0.25 percent of a post-A company is pretty weak sauce. You should value equity at a fraction of what investors do. First, investors are diversified. You're not. Second, their stake gets the VCs control and an excuse to hand out executive positions to their underachieving, middle-aged friends. Yours doesn't. Third, your equity comes with a cliff and I can name a couple startups that are notorious for firing people days before cliff.



The fact that investors are diversified and you're not is not a reason to value your equity stake differently than their equity stake. However, another valid reason to undervalue your stake relative to investors: the fact that investors get liquidity preferences.


The fact that investors are diversified and you're not is not a reason to value your equity stake differently than their equity stake.

Actually, it is. For some theoretical literature on this, look into the Kelly Criterion, which argues that the best financial strategy is to optimize for log(W), where W is your total wealth (including future income, properly discounted, less costs of living, if one wants to get technical). The assumption is that, since it's (approximately) as hard to go from $50 to $100 as from $100 to $200, the proper utility function is the logarithm.

If you're a person of average means, you'd rather have $4.5 million than a 50-50 shot at $10 million. If you're a billionaire, you'd rather have the latter because of its superior EV.

Correlations also play a role. Assets with negative beta (correlation to equity market performance) can actually trade above expected value because of their risk-reducing benefit: they go up when the world goes down, which makes them desirable as hedges. All in all, you'd rather not have a basket of assets that all dive at the same time.

As a startup employee, you're typically poor enough to be risk-averse, and the one asset that you hold (equity) is correlated to your job and your reputation. Taking equity in lieu of cash makes you very exposed. You should expect a lot of equity to account for this. If you're giving up $20,000 per year in salary, you expect about $100,000 per year in equity at-valuation. Why? Because in addition to the concerns above, not only are you giving up some salary at the time, but you're also giving up future salary because startups tend not to give raises. (When things go well, the equity appreciation is the raise; when things go to shit, it's not a time to ask for much of anything.)

As an investor, you're rich and diversified enough that you can value assets at EV. As an employee dependent on stable income and reputation, you should be a lot more cautious about taking on that high-risk asset. Your life can go to shit in all sorts of ways: business failure isn't even the worst of them. The investor just sees the loss as a cost of doing business.

If nothing else, Zynga established what can go wrong when the bulk of your financial wealth is tied up by your employer. I mean, talk about a gigantic abuse of power: one's financial portfolio controlled by someone with firing authority.

VC-istan is built on the backs of young engineers who don't understand this stuff.

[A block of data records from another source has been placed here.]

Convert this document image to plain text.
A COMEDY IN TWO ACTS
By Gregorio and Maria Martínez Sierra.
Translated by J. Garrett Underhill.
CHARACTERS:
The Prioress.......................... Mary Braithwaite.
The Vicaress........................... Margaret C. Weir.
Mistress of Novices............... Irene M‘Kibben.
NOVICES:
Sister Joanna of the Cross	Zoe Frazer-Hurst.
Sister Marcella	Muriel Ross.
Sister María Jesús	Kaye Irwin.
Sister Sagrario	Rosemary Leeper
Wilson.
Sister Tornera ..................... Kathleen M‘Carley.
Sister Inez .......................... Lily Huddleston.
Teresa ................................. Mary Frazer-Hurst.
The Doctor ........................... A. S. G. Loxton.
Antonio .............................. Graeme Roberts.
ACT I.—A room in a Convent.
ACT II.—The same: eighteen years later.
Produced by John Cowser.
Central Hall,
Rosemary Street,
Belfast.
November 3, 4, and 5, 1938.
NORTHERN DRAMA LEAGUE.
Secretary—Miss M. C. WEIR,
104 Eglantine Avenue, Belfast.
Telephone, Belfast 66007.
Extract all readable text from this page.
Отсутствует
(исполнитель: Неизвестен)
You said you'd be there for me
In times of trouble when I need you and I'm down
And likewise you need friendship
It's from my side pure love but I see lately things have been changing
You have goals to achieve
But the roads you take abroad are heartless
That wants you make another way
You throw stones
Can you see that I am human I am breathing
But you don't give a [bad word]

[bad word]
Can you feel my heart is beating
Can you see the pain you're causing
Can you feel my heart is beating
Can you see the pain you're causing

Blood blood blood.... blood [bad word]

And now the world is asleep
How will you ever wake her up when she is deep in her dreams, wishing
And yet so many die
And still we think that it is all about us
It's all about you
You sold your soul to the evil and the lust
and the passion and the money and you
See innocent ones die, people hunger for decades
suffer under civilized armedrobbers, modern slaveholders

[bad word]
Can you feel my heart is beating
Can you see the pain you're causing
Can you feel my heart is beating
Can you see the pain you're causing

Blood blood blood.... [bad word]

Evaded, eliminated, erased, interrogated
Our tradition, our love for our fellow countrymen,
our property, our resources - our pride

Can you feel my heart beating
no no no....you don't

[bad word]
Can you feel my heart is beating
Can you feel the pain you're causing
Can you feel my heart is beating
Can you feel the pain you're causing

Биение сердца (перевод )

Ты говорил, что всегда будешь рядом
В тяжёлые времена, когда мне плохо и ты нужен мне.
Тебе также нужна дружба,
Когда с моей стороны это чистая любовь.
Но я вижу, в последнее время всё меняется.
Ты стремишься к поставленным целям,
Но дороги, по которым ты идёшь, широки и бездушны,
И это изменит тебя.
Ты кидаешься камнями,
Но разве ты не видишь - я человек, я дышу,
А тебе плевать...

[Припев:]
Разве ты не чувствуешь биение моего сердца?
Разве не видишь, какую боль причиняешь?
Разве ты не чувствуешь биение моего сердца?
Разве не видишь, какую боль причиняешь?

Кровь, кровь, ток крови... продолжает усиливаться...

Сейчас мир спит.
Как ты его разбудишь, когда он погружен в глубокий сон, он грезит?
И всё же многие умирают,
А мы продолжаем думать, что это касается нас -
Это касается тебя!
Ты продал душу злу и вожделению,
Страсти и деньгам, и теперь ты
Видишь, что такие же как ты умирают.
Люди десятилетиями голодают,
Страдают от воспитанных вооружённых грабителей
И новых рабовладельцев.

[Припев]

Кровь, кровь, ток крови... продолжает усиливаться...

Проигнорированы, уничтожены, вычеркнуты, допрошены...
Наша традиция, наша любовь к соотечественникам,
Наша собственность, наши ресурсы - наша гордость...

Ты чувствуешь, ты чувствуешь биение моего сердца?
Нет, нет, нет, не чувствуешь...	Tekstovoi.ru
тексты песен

Well, to put this in the context of the original article, it was actually talking about executive-level positions. To grab some numbers from a random blog post (http://www.avc.com/a_vc/2010/11/employee-equity-how-much.htm...), a VP Product (or CEO) could be looking at a $175k salary with $87k/year of equity, while an early engineer might make $125k plus $31k/year equity (in his example). The posted article is mainly saying if you're going to settle for "only" the CEO numbers (175+87), rather than true fuck-you money, be sure you're at least meeting lots of VCs and building your network (for a future venture?). I don't think that's most people's take on the matter either.

I agree that very small equity grants don't exactly help engineers pay the bills compared to salary. In fact, small increases in salary seem to confer disproportionate financial and psychology benefits to employees, while stock options are more abstract, and looking to other fields they don't seem necessary to retain skilled professionals. So why not pay engineers with all salary and hold onto the stock? Mainly because start-ups have limited cash too, and equity to give away.

However, at the risk of over-generalizing, I think the competitive job market in the Bay Area means that engineers are paid good salaries plus at least a token amount of stock. For an early employee, it could mean a little icing on the cake, or in the best case significant wealth.


This is an argument for valuing a diversified portfolio over one that is not diversified. However, there is no reason to value the same plain vanilla X number of shares in of themselves differently just because they are held by different parties (you or the VCs).


To clarify, I meant $200k including the current value of the stock options that vest in a year.

I'm also writing with engineers in mind rather than executives, and based on Bay Area salaries.


For the typical engineer at the typical startup, that sounds way too high to me in terms of realized value.


I don't think that's a meaningful number. As I said, investors have plenty of reasons to value the equity at a higher level than an employee.

If you "cliff out" an investor, you go to jail. If you do that to an employee, that's fair game.